Слова ученого о том, что какой-то неизвестный кайрам спас Дмитрия от смерти, все еще вертелись в голове, но теперь они звучали как-то глупо и смешно. Неведомое существо с другой планеты явилось на полуостров, чтобы выловить из воды какого-то жалкого полукровку? Как можно было придумать такую ахинею? Как будто кайрамам больше нечего делать — только и следят в бинокль за идиотами с планеты Земля, которые не в состоянии ужиться даже друг с другом. Впрочем, возможно, это их местное реалити-шоу о самом недоразвитом виде во всех вселенных? Реалити-шоу о дебилах, которым вечно не хватает денег — бумажек, которые они сами же и печатают? В какой вселенной такое еще встретишь? Или где найдешь кретинов, которые отравляют необходимые для жизни воздух, землю и воду, чтобы купить вещи, которые им не нужны?
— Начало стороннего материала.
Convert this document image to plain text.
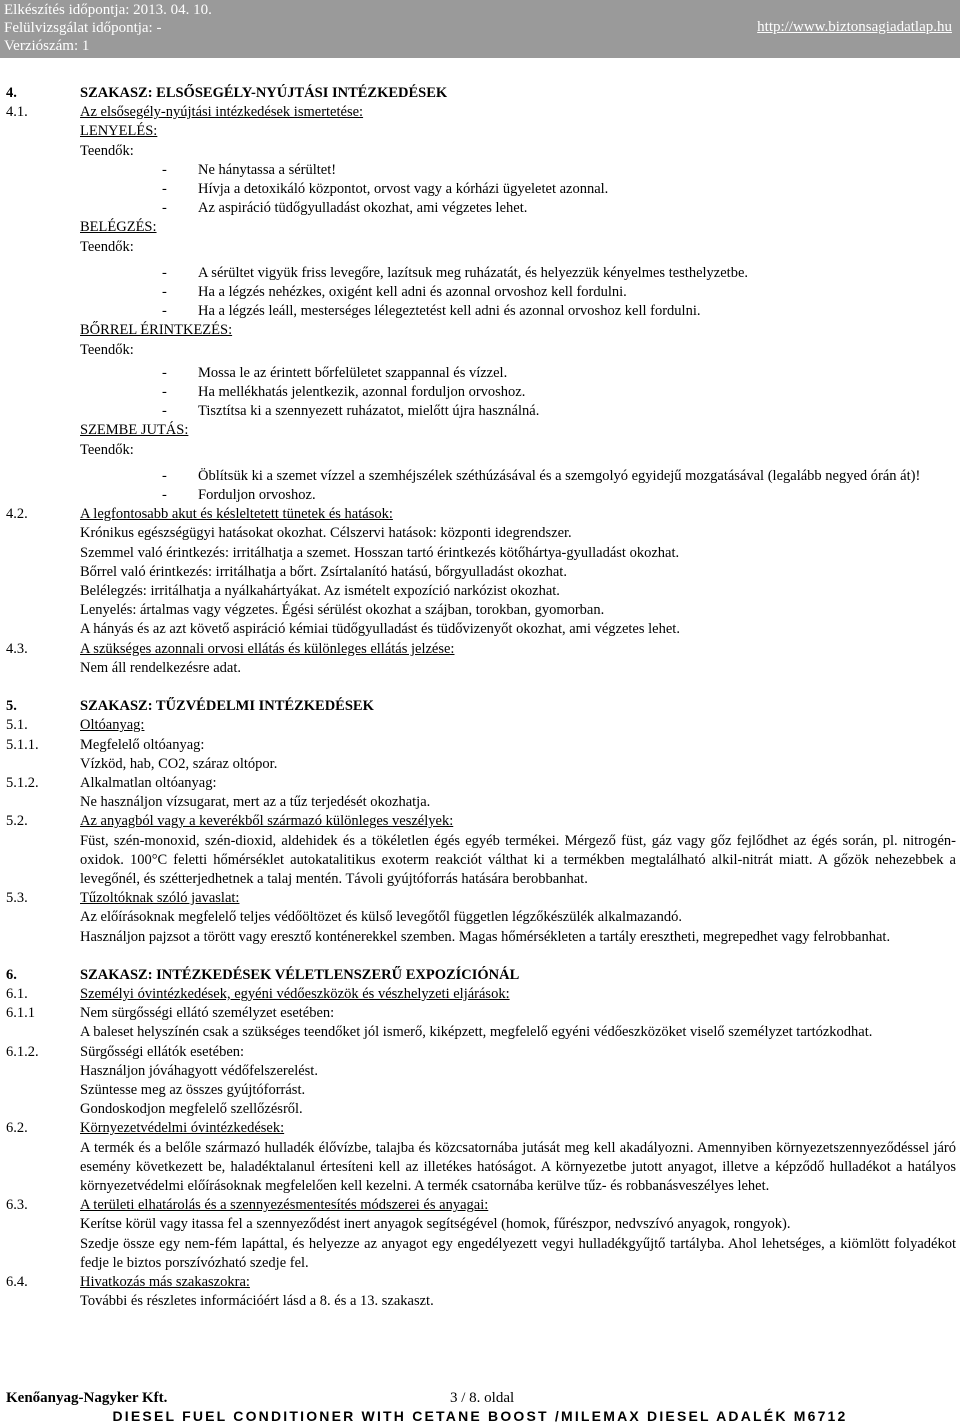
Elkészítés időpontja: 2013. 04. 10.
Felülvizsgálat időpontja: -
Verziószám: 1
http://www.biztonsagiadatlap.hu
4.	SZAKASZ: ELSŐSEGÉLY-NYÚJTÁSI INTÉZKEDÉSEK
4.1.	Az elsősegély-nyújtási intézkedések ismertetése:
LENYELÉS:
Teendők:
-	Ne hánytassa a sérültet!
-	Hívja a detoxikáló központot, orvost vagy a kórházi ügyeletet azonnal.
-	Az aspiráció tüdőgyulladást okozhat, ami végzetes lehet.
BELÉGZÉS:
Teendők:
-	A sérültet vigyük friss levegőre, lazítsuk meg ruházatát, és helyezzük kényelmes testhelyzetbe.
-	Ha a légzés nehézkes, oxigént kell adni és azonnal orvoshoz kell fordulni.
-	Ha a légzés leáll, mesterséges lélegeztetést kell adni és azonnal orvoshoz kell fordulni.
BŐRREL ÉRINTKEZÉS:
Teendők:
-	Mossa le az érintett bőrfelületet szappannal és vízzel.
-	Ha mellékhatás jelentkezik, azonnal forduljon orvoshoz.
-	Tisztítsa ki a szennyezett ruházatot, mielőtt újra használná.
SZEMBE JUTÁS:
Teendők:
-	Öblítsük ki a szemet vízzel a szemhéjszélek széthúzásával és a szemgolyó egyidejű mozgatásával (legalább negyed órán át)!
-	Forduljon orvoshoz.
4.2.	A legfontosabb akut és késleltetett tünetek és hatások:
Krónikus egészségügyi hatásokat okozhat. Célszervi hatások: központi idegrendszer.
Szemmel való érintkezés: irritálhatja a szemet. Hosszan tartó érintkezés kötőhártya-gyulladást okozhat.
Bőrrel való érintkezés: irritálhatja a bőrt. Zsírtalanító hatású, bőrgyulladást okozhat.
Belélegzés: irritálhatja a nyálkahártyákat. Az ismételt expozíció narkózist okozhat.
Lenyelés: ártalmas vagy végzetes. Égési sérülést okozhat a szájban, torokban, gyomorban.
A hányás és az azt követő aspiráció kémiai tüdőgyulladást és tüdővizenyőt okozhat, ami végzetes lehet.
4.3.	A szükséges azonnali orvosi ellátás és különleges ellátás jelzése:
Nem áll rendelkezésre adat.
5.	SZAKASZ: TŰZVÉDELMI INTÉZKEDÉSEK
5.1.	Oltóanyag:
5.1.1.	Megfelelő oltóanyag:
Vízköd, hab, CO2, száraz oltópor.
5.1.2.	Alkalmatlan oltóanyag:
Ne használjon vízsugarat, mert az a tűz terjedését okozhatja.
5.2.	Az anyagból vagy a keverékből származó különleges veszélyek:
Füst, szén-monoxid, szén-dioxid, aldehidek és a tökéletlen égés egyéb termékei. Mérgező füst, gáz vagy gőz fejlődhet az égés során, pl. nitrogén-oxidok. 100°C feletti hőmérséklet autokatalitikus exoterm reakciót válthat ki a termékben megtalálható alkil-nitrát miatt. A gőzök nehezebbek a levegőnél, és szétterjedhetnek a talaj mentén. Távoli gyújtóforrás hatására berobbanhat.
5.3.	Tűzoltóknak szóló javaslat:
Az előírásoknak megfelelő teljes védőöltözet és külső levegőtől független légzőkészülék alkalmazandó.
Használjon pajzsot a törött vagy eresztő konténerekkel szemben. Magas hőmérsékleten a tartály eresztheti, megrepedhet vagy felrobbanhat.
6.	SZAKASZ: INTÉZKEDÉSEK VÉLETLENSZERŰ EXPOZÍCIÓNÁL
6.1.	Személyi óvintézkedések, egyéni védőeszközök és vészhelyzeti eljárások:
6.1.1	Nem sürgősségi ellátó személyzet esetében:
A baleset helyszínén csak a szükséges teendőket jól ismerő, kiképzett, megfelelő egyéni védőeszközöket viselő személyzet tartózkodhat.
6.1.2.	Sürgősségi ellátók esetében:
Használjon jóváhagyott védőfelszerelést.
Szüntesse meg az összes gyújtóforrást.
Gondoskodjon megfelelő szellőzésről.
6.2.	Környezetvédelmi óvintézkedések:
A termék és a belőle származó hulladék élővízbe, talajba és közcsatornába jutását meg kell akadályozni. Amennyiben környezetszennyeződéssel járó esemény következett be, haladéktalanul értesíteni kell az illetékes hatóságot. A környezetbe jutott anyagot, illetve a képződő hulladékot a hatályos környezetvédelmi előírásoknak megfelelően kell kezelni. A termék csatornába kerülve tűz- és robbanásveszélyes lehet.
6.3.	A területi elhatárolás és a szennyezésmentesítés módszerei és anyagai:
Kerítse körül vagy itassa fel a szennyeződést inert anyagok segítségével (homok, fűrészpor, nedvszívó anyagok, rongyok).
Szedje össze egy nem-fém lapáttal, és helyezze az anyagot egy engedélyezett vegyi hulladékgyűjtő tartályba. Ahol lehetséges, a kiömlött folyadékot fedje le biztos porszívózható szedje fel.
6.4.	Hivatkozás más szakaszokra:
További és részletes információért lásd a 8. és a 13. szakaszt.
Kenőanyag-Nagyker Kft.	3 / 8. oldal
DIESEL FUEL CONDITIONER WITH CETANE BOOST /MILEMAX DIESEL ADALÉK M6712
Еще смешнее о вышеупомянутом кайраме-спасателе говорил Ханс. Он утверждал, что чувствовал в «истинном» энергетику Лескова, однако то были лишь слабые нотки, как если бы в мешок сахара засыпали щепотку соли. Или же это была энергетика какого-то родственника Дмитрия, например, отца, который пришел на помощь своему сыну, а затем почему-то снова исчез.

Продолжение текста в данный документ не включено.